No Bass Left Behind!

While I readily admit that, for the most part, my stillwater experiences are limited to trout venues, the utilization of fish finders for warm water applications is equally appropriate. The variety and abundance of lakes, reservoirs, and warm water fish found along Colorado's Front Range – and in most geographic locations around the country as well – offer a virtual cornucopia of angling opportunities for the individual willing to explore their world. Largemouth Bass; Smallmouth Bass; Wipers; Crappie; Walleye; Northern Pike; Tiger Musky…and more, are just waiting for the educated and well equipped fisherman to come find them.

One day long ago at Wyoming's Diamond Lake, we were sitting on the tailgate of my pickup eating lunch, when we observed another fisherman slowly walking the shoreline back to his own vehicle. As he approached, he stopped dead in his tracks and heel-spun 90 degrees in our direction – pointing to the depth finder residing on my float tube which was sitting a few feet away. Four letter words slipped from his pursed lips as he both questioned and exclaimed: "what the hell is that gadget on your tube?!" "A depth finder", I replied. At that, he proceeded to scold me and insist that this lake was too small and shallow for the need of such a contraption. I didn't bother telling him that I had successfully located a fish rich channel that went from a twenty-foot-deep bowl to a small earthen dam – or that he had walked right past this fish factory without stopping.

That was then, this is now, and I still see few, if any, of those @$#% contraptions attached to other personal water craft while fishing my favorite lakes. This is unfortunate. With just a minimal amount of effort and adaptation, there is no valid reason today for not utilizing this technology to enhance your angling experience. Hopefully I've presented a key to the door of expanded stillwater fishing success by removing a few of the hurdles associated with fish finders and personal flotation craft. Good luck and good fishing!

The Setup - End to End

  • Figure 1:

    Rechargeable Twelve-volt battery with the altered Lowrance power cable. These compact batteries and chargers are available at most box store sporting goods retailers, such as: Cabela's, Sportsman's Warehouse, and etc. The original power cable was shortened to a manageable length, and then spliced to eighteen-gauge solid-core wire, positive/negative leads. The factory supplied Three-Amp fuse was spliced in-line per manufacturer instructions. Appropriate battery terminal clips have recently been replaced to accommodate the new rechargeable battery. All connections are covered with electrical tape to discourage moisture penetration.

  • Figure 2:

    Cable splice – wire-nuts filled with silicone sealer to prevent moisture contamination. DO NOT overlook this important step!

  • Figure 3:

    Homemade sonar unit mount and my decades-old Lowrance fish/depth finder.
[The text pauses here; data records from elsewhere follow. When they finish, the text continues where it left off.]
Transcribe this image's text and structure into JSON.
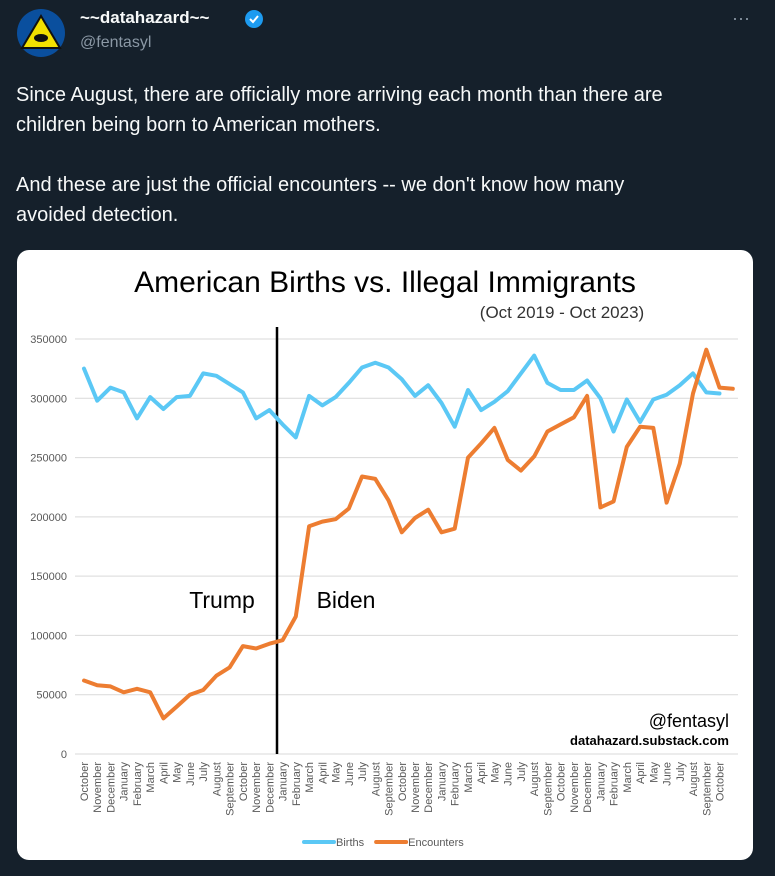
{
  "tweet": {
    "author": {
      "name": "~~datahazard~~",
      "handle": "@fentasyl"
    },
    "text": [
      [
        "Since August, there are officially more arriving each month than there are",
        "children being born to American mothers."
      ],
      [
        "And these are just the official encounters -- we don't know how many",
        "avoided detection."
      ]
    ]
  },
  "chart_data": {
    "type": "line",
    "title": "American Births vs. Illegal Immigrants",
    "subtitle": "(Oct 2019 - Oct 2023)",
    "annotations": [
      "Trump",
      "Biden",
      "@fentasyl",
      "datahazard.substack.com"
    ],
    "categories": [
      "October",
      "November",
      "December",
      "January",
      "February",
      "March",
      "April",
      "May",
      "June",
      "July",
      "August",
      "September",
      "October",
      "November",
      "December",
      "January",
      "February",
      "March",
      "April",
      "May",
      "June",
      "July",
      "August",
      "September",
      "October",
      "November",
      "December",
      "January",
      "February",
      "March",
      "April",
      "May",
      "June",
      "July",
      "August",
      "September",
      "October",
      "November",
      "December",
      "January",
      "February",
      "March",
      "April",
      "May",
      "June",
      "July",
      "August",
      "September",
      "October",
      null
    ],
    "series": [
      {
        "name": "Births",
        "color": "#5bc8f5",
        "values": [
          325000,
          298000,
          309000,
          305000,
          283000,
          301000,
          291000,
          301000,
          302000,
          321000,
          319000,
          312000,
          305000,
          283000,
          290000,
          278000,
          267000,
          302000,
          294000,
          301000,
          313000,
          326000,
          330000,
          326000,
          316000,
          302000,
          311000,
          296000,
          276000,
          307000,
          290000,
          297000,
          306000,
          321000,
          336000,
          313000,
          307000,
          307000,
          315000,
          300000,
          272000,
          299000,
          280000,
          299000,
          303000,
          311000,
          321000,
          305000,
          304000,
          null
        ]
      },
      {
        "name": "Encounters",
        "color": "#ed7d31",
        "values": [
          62000,
          58000,
          57000,
          52000,
          55000,
          52000,
          30000,
          40000,
          50000,
          54000,
          66000,
          73000,
          91000,
          89000,
          93000,
          96000,
          116000,
          192000,
          196000,
          198000,
          207000,
          234000,
          232000,
          214000,
          187000,
          199000,
          206000,
          187000,
          190000,
          250000,
          262000,
          275000,
          248000,
          239000,
          251000,
          272000,
          278000,
          284000,
          302000,
          208000,
          213000,
          259000,
          276000,
          275000,
          212000,
          245000,
          304000,
          341000,
          309000,
          308000
        ]
      }
    ],
    "ylim": [
      0,
      350000
    ],
    "yticks": [
      0,
      50000,
      100000,
      150000,
      200000,
      250000,
      300000,
      350000
    ],
    "grid": true,
    "legend": "bottom"
  }
}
This arrangement is specifically designed to accommodate a comfortable and convenient ride in one of the side pockets of my Outcast, Super Fat Cat float tube. Two stove bolts protrude upward through the base, which correspond to holes in the unit mount. These have been expoxied in place on the underside. Wing nuts then secure the sonar unit to the board.

  • Figure 4:

    Transducer attached via two short stove bolts and wing nuts. The heads of the stove bolts were ground down flat to prevent any chaffing of the tube fabric. The bolts are then inserted through two-inch nylon web strap. Brass grommets were secured in the web strap to provide a solid back support for the bolts, and Nylon "quick release" buckles allow fast and secure attachment to the tube. As an aside: make sure that your transponder is located in a position that prevents it from coming out of the water during use. If this happens, the unit will "zero out" and you'll have to re-set your program settings. It also needs to be secured in a location that will prevent surface clutter on the sonar as a result of paddling action.

  • Figure 5:

    The entire setup, from front to back, showing how compact and convenient the components conform to the float tube.

  • Figure 6:

    Ready for launch and some serious fish catching! Note the turbocharged, oversized Scuba Pro swim fins.